Otros han perdido su empleo porque su también pusilánime empresa se ha plegado a las exigencias del coro anónimo de imprecadores y no ha querido arriesgarse a mantener en su plantilla a alguien censurado por millones. El miedo hoy en día hace estragos. Recuerdo haber criticado a este diario por haber retirado inocentes anuncios que una parte quisquillosa de la población juzgaba “sexistas”, por ejemplo. En cuanto alguien susceptible sube el diapasón, todo el mundo se echa a temblar y se apoquina. Casi nadie tiene la reacción templada de decir: “Esto es una tontería; ni caso”. Y por supuesto casi ningún famoso pillado en algo que esté mal visto –y hoy lo están demasiadas opiniones, prácticas y hábitos– se atreve a responder como Madonna al salir a la luz viejas fotos suyas desnuda: “¿Y qué?” Al contrario, todos se dan golpes de pecho, se arrepienten, anuncian contritos que se van a tratar de lo que sea –alcohol, drogas, posturas políticas o religiosas, infidelidades (“adicción al sexo” el nuevo nombre)–; en suma, aceptan la bronca como niños y ejercen tan abyecta autocrítica que las de los disidentes soviéticos obligados por Stalin a su lado eran altanería.

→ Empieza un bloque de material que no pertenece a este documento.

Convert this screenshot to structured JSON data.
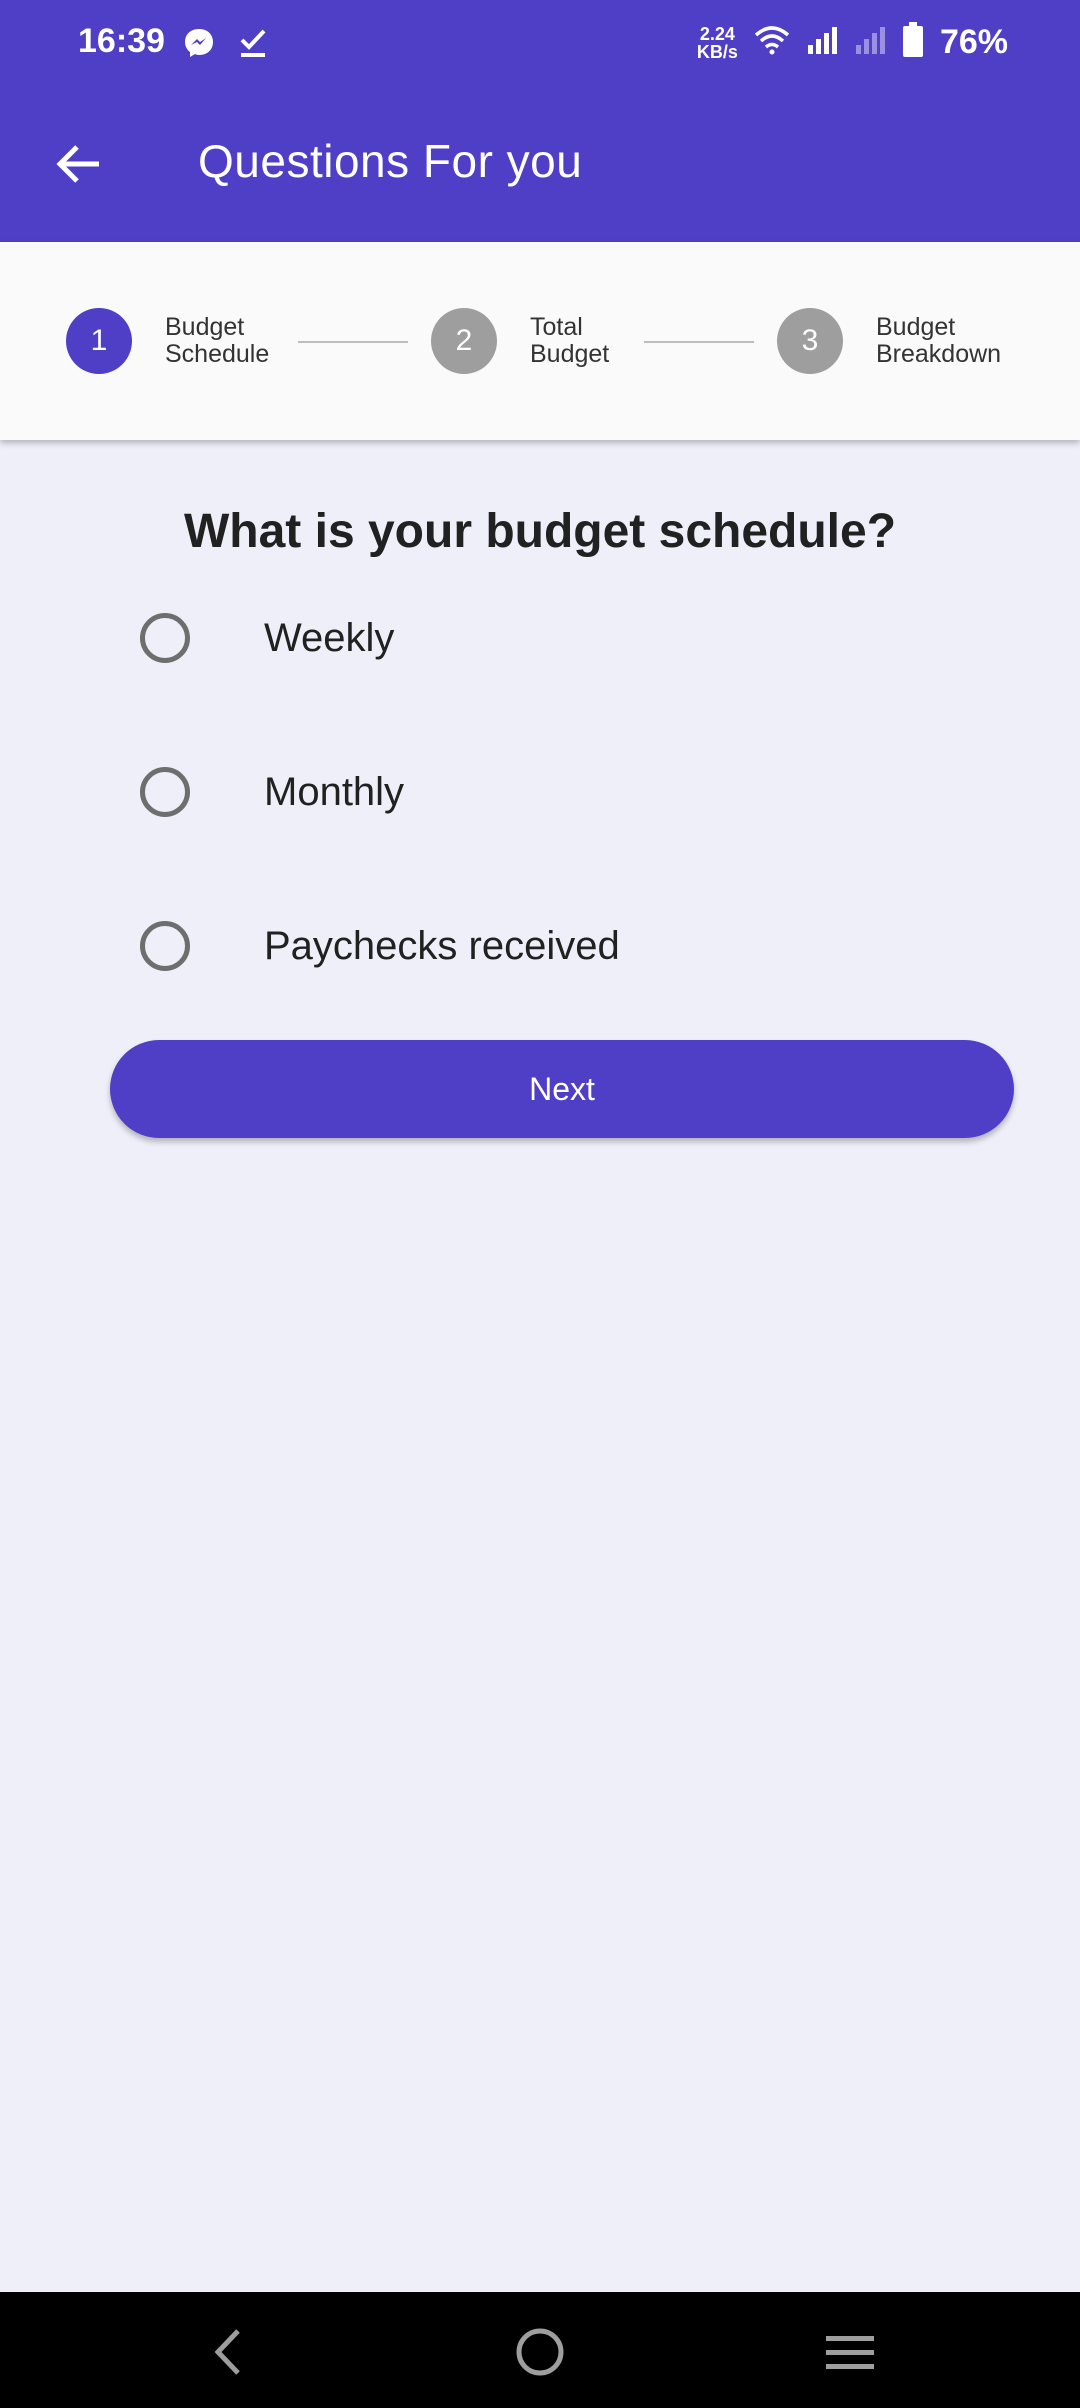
{
  "status_bar": {
    "time": "16:39",
    "net_speed_value": "2.24",
    "net_speed_unit": "KB/s",
    "battery": "76%",
    "icons": [
      "messenger-icon",
      "check-icon",
      "wifi-icon",
      "signal-icon",
      "signal-weak-icon",
      "battery-icon"
    ]
  },
  "app_bar": {
    "title": "Questions For you",
    "back_icon": "arrow-left-icon"
  },
  "stepper": {
    "steps": [
      {
        "number": "1",
        "line1": "Budget",
        "line2": "Schedule",
        "state": "active"
      },
      {
        "number": "2",
        "line1": "Total",
        "line2": "Budget",
        "state": "inactive"
      },
      {
        "number": "3",
        "line1": "Budget",
        "line2": "Breakdown",
        "state": "inactive"
      }
    ]
  },
  "question": "What is your budget schedule?",
  "options": [
    {
      "label": "Weekly",
      "selected": false
    },
    {
      "label": "Monthly",
      "selected": false
    },
    {
      "label": "Paychecks received",
      "selected": false
    }
  ],
  "next_button": "Next",
  "colors": {
    "primary": "#4f3fc7",
    "background": "#efeff9",
    "inactive_step": "#9e9e9e"
  },
  "nav_bar": {
    "icons": [
      "back-nav-icon",
      "home-nav-icon",
      "recents-nav-icon"
    ]
  }
}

Lo que no se tiene en cuenta es que achantarse ante cada estallido de indignación y castigo masivo supone fortalecer a la gente “virtuosa”, tan parecida a la que describió Machado en su célebre poema: “En todas partes he visto caravanas de tristeza, soberbios y melancólicos borrachos de sombra negra … Mala gente que camina y va apestando la tierra …” Los idiotas son millares, pero son peores quienes los juzgan y se ensañan con ellos, sin límite y en manada. Son éstos, sobre todo, quienes van apestando la tierra hasta hacerla irrespirable.